Twin 150-HP: A Thing of the Past
http://continuouswave.com/ubb/Forum4/HTML/004301.html

On the question of a four-stroke motor versus two-stroke motors, there is not too much specific to the Boston Whaler 23 Walkaround about this decision. The main distinction between these different types of motors is their weight. There are literally thousands of previous articles on this general topic.

On both of the above questions, since you are looking at buying a used boat, I am afraid the previous owner will have already made these decisions for you.

Moving to a 23 Walkaround from an Outrage 18 will be a very significant jump up in boat size. I am certain you will find the two boats are very different.

ROI: Thanks very much for the detailed information on the performance of a Boston Whaler 23 Walkaround. That sort of data is very much appreciated. I am sure others seeking information on the performance of a Boston Whaler 23 Walkaround will find your information very useful.

msc posted 02-27-2007 10:47 AM ET (US)     Profile for msc  Send Email to msc     
I had twin 175 two strokes on my 23WA and it would fly with 19" props. If you buy this boat be aware that you will have a significant "sail" area and docking in wind and current will be an intersting experience at first. All in all, however, I think they are great boats.
ROI posted 02-27-2007 05:53 PM ET (US)     Profile for ROI  Send Email to ROI     
Boilerman,

I think that "my" boat handles very well for its size and weight given that it has twin engines.
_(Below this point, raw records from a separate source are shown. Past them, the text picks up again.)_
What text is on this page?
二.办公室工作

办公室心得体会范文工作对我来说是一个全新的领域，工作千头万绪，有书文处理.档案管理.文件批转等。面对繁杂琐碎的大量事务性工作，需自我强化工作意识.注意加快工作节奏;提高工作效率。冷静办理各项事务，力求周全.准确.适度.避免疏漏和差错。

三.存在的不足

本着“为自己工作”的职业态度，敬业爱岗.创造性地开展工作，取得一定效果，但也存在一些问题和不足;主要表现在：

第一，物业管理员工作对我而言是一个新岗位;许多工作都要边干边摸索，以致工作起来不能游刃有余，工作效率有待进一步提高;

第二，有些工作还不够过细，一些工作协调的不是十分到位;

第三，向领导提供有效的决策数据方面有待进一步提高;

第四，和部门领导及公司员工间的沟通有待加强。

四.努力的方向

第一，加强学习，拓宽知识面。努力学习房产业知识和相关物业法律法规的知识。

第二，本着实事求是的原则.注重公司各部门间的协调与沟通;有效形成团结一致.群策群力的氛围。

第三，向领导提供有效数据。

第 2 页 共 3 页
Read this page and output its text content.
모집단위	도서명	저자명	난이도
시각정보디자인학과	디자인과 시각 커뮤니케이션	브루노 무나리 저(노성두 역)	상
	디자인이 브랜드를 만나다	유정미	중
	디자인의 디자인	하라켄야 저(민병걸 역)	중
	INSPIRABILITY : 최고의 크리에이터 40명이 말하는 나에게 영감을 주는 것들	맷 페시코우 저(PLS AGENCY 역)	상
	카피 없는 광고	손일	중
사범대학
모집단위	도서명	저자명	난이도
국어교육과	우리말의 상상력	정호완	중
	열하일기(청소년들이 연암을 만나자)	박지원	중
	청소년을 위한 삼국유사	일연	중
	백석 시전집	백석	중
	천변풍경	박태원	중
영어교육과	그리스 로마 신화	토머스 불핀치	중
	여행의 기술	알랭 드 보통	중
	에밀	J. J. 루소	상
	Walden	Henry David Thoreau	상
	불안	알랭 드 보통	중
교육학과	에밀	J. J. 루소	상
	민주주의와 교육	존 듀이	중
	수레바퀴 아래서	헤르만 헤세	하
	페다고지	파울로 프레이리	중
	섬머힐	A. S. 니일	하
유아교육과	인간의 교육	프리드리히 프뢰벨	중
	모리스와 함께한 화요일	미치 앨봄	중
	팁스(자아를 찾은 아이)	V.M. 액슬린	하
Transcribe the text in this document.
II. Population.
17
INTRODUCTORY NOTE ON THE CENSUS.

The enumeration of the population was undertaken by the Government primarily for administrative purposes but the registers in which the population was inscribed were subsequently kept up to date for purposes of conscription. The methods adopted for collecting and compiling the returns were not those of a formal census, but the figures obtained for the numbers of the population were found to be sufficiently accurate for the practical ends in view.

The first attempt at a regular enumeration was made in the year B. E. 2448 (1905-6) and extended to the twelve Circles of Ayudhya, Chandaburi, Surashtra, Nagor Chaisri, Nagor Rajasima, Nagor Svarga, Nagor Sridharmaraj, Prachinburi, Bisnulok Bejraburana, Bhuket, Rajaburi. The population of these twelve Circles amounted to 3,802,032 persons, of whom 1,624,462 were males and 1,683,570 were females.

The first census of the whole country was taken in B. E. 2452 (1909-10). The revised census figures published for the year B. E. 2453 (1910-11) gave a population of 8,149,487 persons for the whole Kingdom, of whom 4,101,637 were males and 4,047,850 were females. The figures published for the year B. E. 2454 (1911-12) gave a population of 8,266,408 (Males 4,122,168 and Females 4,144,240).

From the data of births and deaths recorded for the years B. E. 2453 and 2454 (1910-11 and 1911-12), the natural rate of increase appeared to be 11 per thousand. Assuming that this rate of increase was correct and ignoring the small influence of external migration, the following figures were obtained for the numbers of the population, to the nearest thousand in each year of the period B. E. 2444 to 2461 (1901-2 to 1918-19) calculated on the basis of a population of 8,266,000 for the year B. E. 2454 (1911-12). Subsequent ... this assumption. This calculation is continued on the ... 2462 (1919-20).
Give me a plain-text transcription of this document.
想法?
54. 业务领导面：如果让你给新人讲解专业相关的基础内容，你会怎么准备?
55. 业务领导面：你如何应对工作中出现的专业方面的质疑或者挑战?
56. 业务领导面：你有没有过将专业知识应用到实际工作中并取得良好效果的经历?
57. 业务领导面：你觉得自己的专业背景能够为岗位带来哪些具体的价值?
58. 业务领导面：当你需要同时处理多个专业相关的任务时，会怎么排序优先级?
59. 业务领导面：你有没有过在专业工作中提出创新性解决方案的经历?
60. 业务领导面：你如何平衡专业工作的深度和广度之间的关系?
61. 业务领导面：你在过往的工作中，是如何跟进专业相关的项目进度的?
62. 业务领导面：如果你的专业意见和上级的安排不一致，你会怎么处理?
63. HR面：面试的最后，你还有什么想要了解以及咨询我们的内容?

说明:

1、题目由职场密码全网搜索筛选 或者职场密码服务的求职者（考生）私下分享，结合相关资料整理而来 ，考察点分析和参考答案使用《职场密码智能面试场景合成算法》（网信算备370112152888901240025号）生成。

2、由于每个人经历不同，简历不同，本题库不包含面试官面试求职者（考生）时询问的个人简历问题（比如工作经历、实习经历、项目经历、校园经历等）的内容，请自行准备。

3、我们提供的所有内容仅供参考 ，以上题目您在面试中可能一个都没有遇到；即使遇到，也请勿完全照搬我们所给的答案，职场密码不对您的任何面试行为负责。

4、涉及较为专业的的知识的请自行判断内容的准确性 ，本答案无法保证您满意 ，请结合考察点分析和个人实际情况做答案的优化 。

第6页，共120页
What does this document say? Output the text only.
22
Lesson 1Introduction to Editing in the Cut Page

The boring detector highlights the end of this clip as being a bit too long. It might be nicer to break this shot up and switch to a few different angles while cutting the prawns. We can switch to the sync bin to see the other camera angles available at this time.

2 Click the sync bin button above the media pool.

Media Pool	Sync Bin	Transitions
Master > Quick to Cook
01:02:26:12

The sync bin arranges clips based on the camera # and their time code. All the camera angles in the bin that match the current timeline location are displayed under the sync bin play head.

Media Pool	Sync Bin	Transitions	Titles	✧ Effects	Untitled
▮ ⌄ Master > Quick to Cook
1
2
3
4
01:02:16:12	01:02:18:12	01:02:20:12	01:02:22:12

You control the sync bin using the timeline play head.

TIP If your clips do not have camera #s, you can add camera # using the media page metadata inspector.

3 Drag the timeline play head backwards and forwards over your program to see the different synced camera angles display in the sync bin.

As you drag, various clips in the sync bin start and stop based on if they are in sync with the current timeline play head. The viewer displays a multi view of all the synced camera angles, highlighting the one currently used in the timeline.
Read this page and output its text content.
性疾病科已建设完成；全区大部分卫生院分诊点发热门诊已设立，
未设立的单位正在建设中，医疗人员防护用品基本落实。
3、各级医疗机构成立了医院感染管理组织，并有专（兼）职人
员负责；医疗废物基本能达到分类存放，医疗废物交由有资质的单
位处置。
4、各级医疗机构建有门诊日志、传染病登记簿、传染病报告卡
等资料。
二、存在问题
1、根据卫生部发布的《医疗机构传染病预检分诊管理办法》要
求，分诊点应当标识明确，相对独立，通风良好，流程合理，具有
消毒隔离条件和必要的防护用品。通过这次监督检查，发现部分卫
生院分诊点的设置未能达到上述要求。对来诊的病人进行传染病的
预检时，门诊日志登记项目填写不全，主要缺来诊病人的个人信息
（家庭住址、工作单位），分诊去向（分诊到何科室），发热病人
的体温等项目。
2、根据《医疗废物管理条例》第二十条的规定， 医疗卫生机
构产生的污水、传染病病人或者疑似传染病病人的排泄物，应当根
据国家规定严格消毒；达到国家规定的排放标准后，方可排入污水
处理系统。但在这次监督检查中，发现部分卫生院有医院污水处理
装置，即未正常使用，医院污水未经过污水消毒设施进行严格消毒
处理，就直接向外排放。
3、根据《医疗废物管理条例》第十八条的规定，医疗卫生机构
Once the boat is stopped, no way on it, I can pretty much turn it around on a dime (I am an OK boat handler - not a great boat handler). Implicit in this answer is yes, I can "twist" this boat around.

As far as outboard motor spacing, the boat was configured and delivered by Boston Whaler (as far as I know). I assume they knew what they were doing. I would think that transom mount locations would be similar. One of my deciding factors in selecting Yamaha for repower was the ease of installation -- the motors, controls, tachs, etc.. bolted right up with no modifications. (I was replacing existing Yamahas)

I cannot think of any negative qualities of the whale drive except that water might leak into this space over time and cause damage. There was no water intrusion the last time that it was checked -- 3 yrs ago. I can tell you this, however, the extra 2 1/2 to 3 feet of bouyancy that the drive adds makes the this 23 hull ride like a much larger boat.

Lastly, these are heavy hulls. Wind and currents will cause "inertial movement" and it is an "experience" at first. The handling characteristics will be much different than your outrage. Having said this the 23' walkaround has less sail effect (IMO) than other 23-26' pilot house boats that I have experience on.

JG -- ROI

Boilerman posted 02-27-2007 07:23 PM ET (US)     Profile for Boilerman  Send Email to Boilerman     
jimh & ROI,

Thanks for all this wonderful input. I've searched this site for hours and compiled a wealth of information!